Look around at our nation's progress on race
Star Tribune, August 28, 2003
By Mitchell B. Pearlstein

Precisely 40 years ago, Martin Luther King Jr. gave one of the most revered speeches in U.S. history; the one in Washington, under Lincoln's gaze, in which he said, "I have a dream that my four little children will one day live in a nation where they will not be judged by the color of their skin but by the content of their character."

Goodness, how time doth fly, how close to miracles we've come, and how gratitude -- particularly by people like me -- is commanded.

Estimates vary, but upwards of 400,000 people, about a third of whom were white, may have gathered at the waters of the Lincoln Memorial for what was officially called a "March for Jobs and Freedom." According to stories in the old Minneapolis Tribune, Minnesota was represented by about a hundred participants, including former Gov. Harold Stassen, a Republican, and then-Minneapolis Mayor Arthur Naftalin, a DFLer.

Richard Wilson, chief of the Tribune's Washington bureau, wrote of how the demonstration was "more like a religious procession than a parade, subdued and accompanied by spirituals." The description was important insofar as many had feared violence, with President John Kennedy actually urging King and other leaders to cancel the event.

I was 15 back then, and while I certainly recall the march itself and the controversy that led up to it, for some reason I better remember the outlines of an absurd segment of the "Today" show that aired around that time.

A couple of in-studio guests, including a white man (who might have been a Southern senator) and a black man (who might have been Jackie Robinson) were debating the wisdom of the protest specifically and matters of American equality more broadly. Keep in mind, this was a year before passage of the 1964 Civil Rights Act, and two years before the 1965 Voting Rights Act; Jim Crow still ruled in many places. The white guy didn't think spit of the march, but when it came to how African-Americans were faring generally, he contended they were doing pretty OK.

Exactly how and why were blacks supposedly doing satisfactorily, and why was a big get-together in Washington unnecessary? Because, he continued, they had come to own more refrigerators per capita than they used to. I trust he offered additional evidence to back up his claim, but for some reason, it was his refrigerator datum that has remained frozen in the part of my skull charged with preserving only the ripest of the ripe.

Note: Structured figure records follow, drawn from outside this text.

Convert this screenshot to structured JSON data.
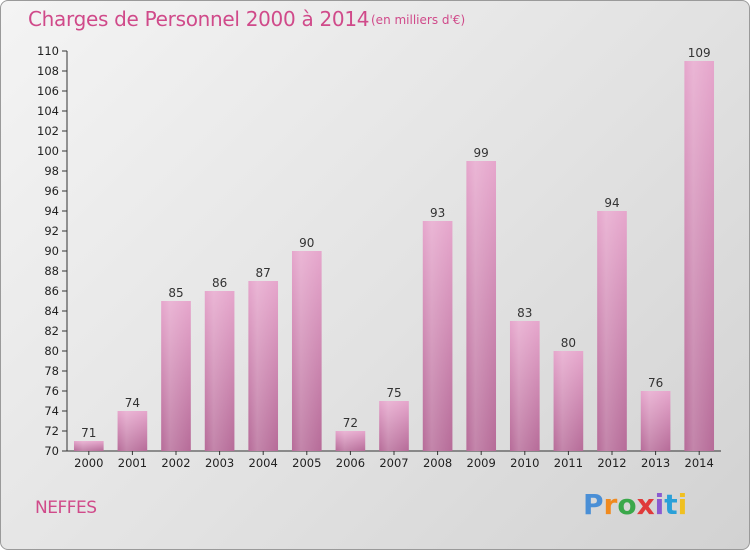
{
  "header": {
    "title": "Charges de Personnel 2000 à 2014",
    "subtitle": "(en milliers d'€)"
  },
  "footer": {
    "commune": "NEFFES",
    "logo_letters": [
      "P",
      "r",
      "o",
      "x",
      "i",
      "t",
      "i"
    ],
    "logo_colors": [
      "#4a8fd6",
      "#f08a1e",
      "#3aa84a",
      "#e03a3a",
      "#8a5ad0",
      "#2aa0d8",
      "#f0c020"
    ]
  },
  "chart_data": {
    "type": "bar",
    "title": "Charges de Personnel 2000 à 2014",
    "subtitle": "(en milliers d'€)",
    "categories": [
      "2000",
      "2001",
      "2002",
      "2003",
      "2004",
      "2005",
      "2006",
      "2007",
      "2008",
      "2009",
      "2010",
      "2011",
      "2012",
      "2013",
      "2014"
    ],
    "values": [
      71,
      74,
      85,
      86,
      87,
      90,
      72,
      75,
      93,
      99,
      83,
      80,
      94,
      76,
      109
    ],
    "ylim": [
      70,
      110
    ],
    "ytick_step": 2,
    "grid": false,
    "bar_color": "#d98fba",
    "legend": "none"
  }
}
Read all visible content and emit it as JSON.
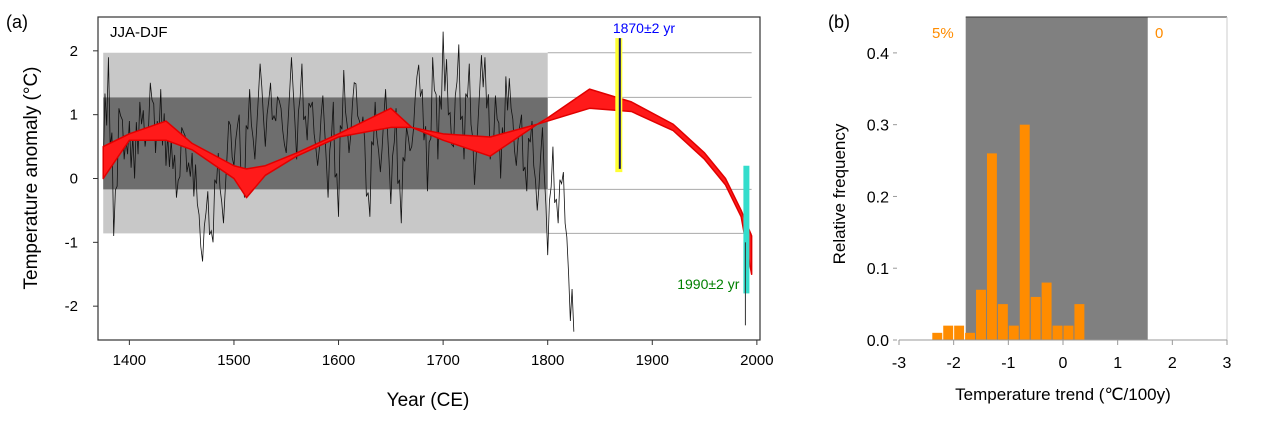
{
  "chart_data": [
    {
      "type": "line",
      "panel_label": "(a)",
      "title": "JJA-DJF",
      "xlabel": "Year (CE)",
      "ylabel": "Temperature anomaly (°C)",
      "xlim": [
        1370,
        2003
      ],
      "ylim": [
        -2.53,
        2.53
      ],
      "xticks": [
        1400,
        1500,
        1600,
        1700,
        1800,
        1900,
        2000
      ],
      "yticks": [
        -2,
        -1,
        0,
        1,
        2
      ],
      "shading": {
        "x_range": [
          1375,
          1800
        ],
        "outer": [
          -0.86,
          1.97
        ],
        "inner": [
          -0.17,
          1.27
        ],
        "line_end": 1995
      },
      "series_raw": {
        "name": "annual anomaly",
        "color": "#000000",
        "x_start": 1375,
        "x_step": 5,
        "values": [
          0.2,
          1.9,
          -0.9,
          1.1,
          0.3,
          0.9,
          0.0,
          1.2,
          0.5,
          1.5,
          0.4,
          1.4,
          0.2,
          0.6,
          -0.3,
          0.8,
          0.1,
          0.4,
          -0.4,
          -1.3,
          -0.2,
          -1.0,
          0.4,
          -0.7,
          0.9,
          0.2,
          1.0,
          -0.3,
          1.4,
          0.3,
          1.8,
          0.5,
          1.5,
          0.9,
          1.1,
          0.4,
          1.9,
          0.3,
          1.8,
          0.6,
          1.2,
          0.2,
          1.3,
          -0.3,
          1.2,
          -0.6,
          1.7,
          0.4,
          1.5,
          0.9,
          0.6,
          -0.6,
          1.2,
          0.1,
          1.4,
          -0.4,
          1.1,
          -0.7,
          0.8,
          0.5,
          1.6,
          1.4,
          -0.2,
          1.9,
          0.3,
          2.3,
          1.0,
          0.5,
          2.1,
          0.3,
          1.8,
          -0.1,
          1.4,
          1.9,
          0.3,
          1.3,
          0.0,
          1.6,
          1.1,
          0.2,
          1.0,
          -0.2,
          0.9,
          -0.5,
          0.8,
          -1.2,
          0.5,
          -0.7,
          0.1,
          -1.5,
          -2.4
        ]
      },
      "series_band": {
        "name": "smoothed fits",
        "color": "#ff0000",
        "x": [
          1375,
          1400,
          1435,
          1460,
          1500,
          1512,
          1530,
          1560,
          1600,
          1650,
          1670,
          1700,
          1745,
          1790,
          1800,
          1840,
          1880,
          1920,
          1950,
          1970,
          1985,
          1995
        ],
        "lower": [
          0.0,
          0.6,
          0.6,
          0.45,
          0.0,
          -0.3,
          0.05,
          0.35,
          0.65,
          0.8,
          0.8,
          0.6,
          0.35,
          0.85,
          0.9,
          1.1,
          1.05,
          0.75,
          0.3,
          -0.1,
          -0.6,
          -1.5
        ],
        "upper": [
          0.5,
          0.7,
          0.9,
          0.55,
          0.2,
          0.15,
          0.2,
          0.4,
          0.7,
          1.1,
          0.8,
          0.7,
          0.65,
          0.85,
          0.95,
          1.4,
          1.2,
          0.85,
          0.4,
          0.0,
          -0.5,
          -0.9
        ]
      },
      "annotations": [
        {
          "text": "1870±2 yr",
          "x": 1868,
          "y_range": [
            0.1,
            2.2
          ],
          "color": "#0000ff",
          "bar_color": "#ffff33"
        },
        {
          "text": "1990±2 yr",
          "x": 1990,
          "y_range": [
            -1.8,
            0.2
          ],
          "color": "#008000",
          "bar_color": "#33ddcc"
        }
      ]
    },
    {
      "type": "bar",
      "panel_label": "(b)",
      "xlabel": "Temperature trend (℃/100y)",
      "ylabel": "Relative frequency",
      "xlim": [
        -3,
        3
      ],
      "ylim": [
        0,
        0.45
      ],
      "xticks": [
        -3,
        -2,
        -1,
        0,
        1,
        2,
        3
      ],
      "yticks": [
        0.0,
        0.1,
        0.2,
        0.3,
        0.4
      ],
      "ytick_labels": [
        "0.0",
        "0.1",
        "0.2",
        "0.3",
        "0.4"
      ],
      "bar_width": 0.2,
      "bar_color": "#ff8c00",
      "x": [
        -2.3,
        -2.1,
        -1.9,
        -1.7,
        -1.5,
        -1.3,
        -1.1,
        -0.9,
        -0.7,
        -0.5,
        -0.3,
        -0.1,
        0.1,
        0.3
      ],
      "values": [
        0.01,
        0.02,
        0.02,
        0.01,
        0.07,
        0.26,
        0.05,
        0.02,
        0.3,
        0.06,
        0.08,
        0.02,
        0.02,
        0.05
      ],
      "shaded_range": [
        -1.78,
        1.55
      ],
      "annotations": [
        {
          "text": "5%",
          "color": "#ff8c00"
        },
        {
          "text": "0",
          "color": "#ff8c00"
        }
      ]
    }
  ]
}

One of the arguments made by activists during the 1950s and '60s was that racial equality would free not only blacks, but everyone. This surely proved to be the case for the South as a region, given its subsequent renaissance. But it's similarly true that the civil rights movement of mid-century lowered the likelihood of white folks contorting themselves into blithering fools, as did the talking head on the "Today" show who testified -- not to the glorious, if fogged-in, promise of our society and ship of state, as King did -- but to an armada of Amanas.

Personally, my family owes extra thanks to those who risked body and fortune, though never conscience or soul, for freedom. As I've written before, my wife Diane and I adopted a biracial girl, Nicole, almost seven years ago, when she was 5. This has caused me to be exquisitely alert to questions of how she is treated and judged: by the color of her summer-bronzed skin or the content of her exuberantly adolescent character? Best I can figure, the news here has been perfectly wonderful; King is smiling.

It's sadly true that much of what passes for a "civil rights" movement these days is no such thing, as far too much attention is routinely paid to manufactured complexities of complexion in political, educational and several other arenas. But the overriding and better news is that in more intimate, face-to-face realms, we've become a much more comfortable and colorblind palette of people than perhaps King himself thought possible at this stage. If you're skeptical, just park yourself on a bench at the Mall of America some Saturday afternoon and watch the combinations of families and permutations of friends stroll by.

We may not have reached the mountaintop that King spoke of five years after his "I Have a Dream" invocation, hours before he was murdered in Memphis, but we've hiked miles higher than we usually give ourselves credit for. For this and other victories, my thanks reach both back and heavenward.

-- Mitchell B. Pearlstein is president of Center of the American Experiment, a conservative think tank in Minneapolis.